La Belgique prépare la fin de l’atome
La Belgique prépare la fin de l’atome
De notre correspondant MAX HELLEFF (Bruxelles) - La Belgique s’apprête officiellement à dire adieu à l’atome. Si le calendrier est respecté, un premier réacteur (Doel 3) sera mis hors de service le 1er octobre 2022. Le septième et dernier réacteur s’éteindra le 1er décembre 2025 (Doel 2). La décision prise en 2003 et reconfirmée dans l’accord du gouvernement De Croo il y a un an sera ainsi exécutée. Tel est le scénario prévu. Encore faut-il le respecter...
Premier obstacle, et de taille: en novembre, le gouvernement pourrait décider de prolonger au-delà de 2025 la vie des deux réacteurs les plus récents... Il a fait ses comptes : à défaut d’avoir développé suffisamment les énergies renouvelables, la Belgique devra se fournir en électricité à l’international si elle décide de se passer du nucléaire. Elle perdrait alors en autonomie.
Autre problème cornélien : le recours à de nouvelles centrales au gaz destinées à produire l’électricité manquante sera synonyme d’émissions polluantes supplémentaires. L’empreinte carbone du pays en prendra un coup et le mettra en porte-à-faux avec les objectifs européens de réduction de gaz à effet de serre.
Quoi qu’il en soit, le gouvernement vient d’organiser une table ronde pour préparer le démantèlement des centrales nucléaires. L'opération devrait commencer dans un an et pourrait s’étaler sur quatre décennies. Treize entreprises ont été associées pour mettre leur expertise à son service. Elles devraient travailler sous la houlette de l'acteur industriel John Cockerill, lequel collaborerait directement avec Engie, le propriétaire des centrales. Le groupe français a provisionné quelque 13,8 milliards d’euros pour mener à bien ce chantier.
Le gouvernement De Croo assure la comm' : gérer la sortie du nucléaire représente une nouvelle activité que la Belgique compte bien transformer en expertise, afin de mieux la valoriser dans le futur à l’étranger, partout où l’on voudra envoyer des centrales nucléaires à la casse.
Mais il y a un hic. «L’énergéticien français Engie ayant entamé un large programme de cession de ses activités de services, un recours à de nombreux sous-traitants spécialisés sera inévitable, écrit L’Echo. L’initiative du gouvernement prend tout son sens puisque le risque qu'Engie ait recours à des entreprises spécialisées dans le démantèlement en dehors de nos frontières est réel. »

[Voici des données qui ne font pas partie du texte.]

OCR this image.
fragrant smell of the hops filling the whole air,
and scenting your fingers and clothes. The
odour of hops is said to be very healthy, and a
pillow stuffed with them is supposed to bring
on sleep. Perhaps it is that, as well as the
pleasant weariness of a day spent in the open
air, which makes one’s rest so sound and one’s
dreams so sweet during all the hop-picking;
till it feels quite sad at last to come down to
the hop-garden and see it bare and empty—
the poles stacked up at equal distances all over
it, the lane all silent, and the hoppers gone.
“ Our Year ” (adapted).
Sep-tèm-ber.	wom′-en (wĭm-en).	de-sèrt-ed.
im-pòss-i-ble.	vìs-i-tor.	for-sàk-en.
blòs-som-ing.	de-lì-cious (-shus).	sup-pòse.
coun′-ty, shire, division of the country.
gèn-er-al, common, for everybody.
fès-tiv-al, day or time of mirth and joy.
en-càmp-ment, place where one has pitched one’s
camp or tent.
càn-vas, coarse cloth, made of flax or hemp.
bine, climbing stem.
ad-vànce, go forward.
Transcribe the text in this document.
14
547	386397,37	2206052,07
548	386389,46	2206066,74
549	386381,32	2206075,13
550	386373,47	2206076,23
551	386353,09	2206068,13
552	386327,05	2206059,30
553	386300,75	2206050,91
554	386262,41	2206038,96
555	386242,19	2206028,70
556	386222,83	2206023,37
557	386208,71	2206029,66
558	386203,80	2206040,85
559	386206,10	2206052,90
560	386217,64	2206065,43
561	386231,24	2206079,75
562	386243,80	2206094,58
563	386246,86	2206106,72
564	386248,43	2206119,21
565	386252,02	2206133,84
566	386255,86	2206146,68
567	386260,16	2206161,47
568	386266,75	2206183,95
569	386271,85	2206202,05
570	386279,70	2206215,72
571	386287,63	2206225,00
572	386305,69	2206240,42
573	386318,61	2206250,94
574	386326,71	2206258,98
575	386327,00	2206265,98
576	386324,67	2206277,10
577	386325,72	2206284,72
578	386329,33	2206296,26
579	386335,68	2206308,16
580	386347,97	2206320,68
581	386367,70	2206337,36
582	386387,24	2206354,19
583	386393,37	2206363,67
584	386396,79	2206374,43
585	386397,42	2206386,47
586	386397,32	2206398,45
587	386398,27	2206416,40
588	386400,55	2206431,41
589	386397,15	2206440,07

Le quotidien économique ajoute : «En quelque sorte, le gouvernement espère devancer Engie dans sa prise de décision quant à la mise en route des travaux». De quels travaux parle-t-on? La décision que prendra le gouvernement De Croo en novembre dira si les sept réacteurs belges sont concernés par le démantèlement ou s’ils ne seront que cinq, les deux autres continuant à fonctionner au-delà de 2025.
Engie a fait savoir, l'an dernier, que trop de temps a été perdu par les autorités belges, qu’il ne peut plus investir dans ces conditions dans le prolongement des centrales. Mais d’aucuns voient dans ce discours une manœuvre destinée à amener la Belgique à sortir de sa poche le milliard d’euros nécessaire à la modernisation des deux réacteurs, à un moment où elle serait aux abois.
Enfin, l’enjeu est politique. La N-VA de Bart De Wever s’est fait la défenderesse acharnée de la facture d’électricité des Belges. Elle associe le risque d’une hausse de prix à la fin du nucléaire. Si les nationalistes flamands sont aujourd'hui relégués dans l’opposition, leur argument est dans toutes les têtes et pourrait renvoyer les partis gouvernementaux face à face alors que l’on évoque déjà les élections de 2024.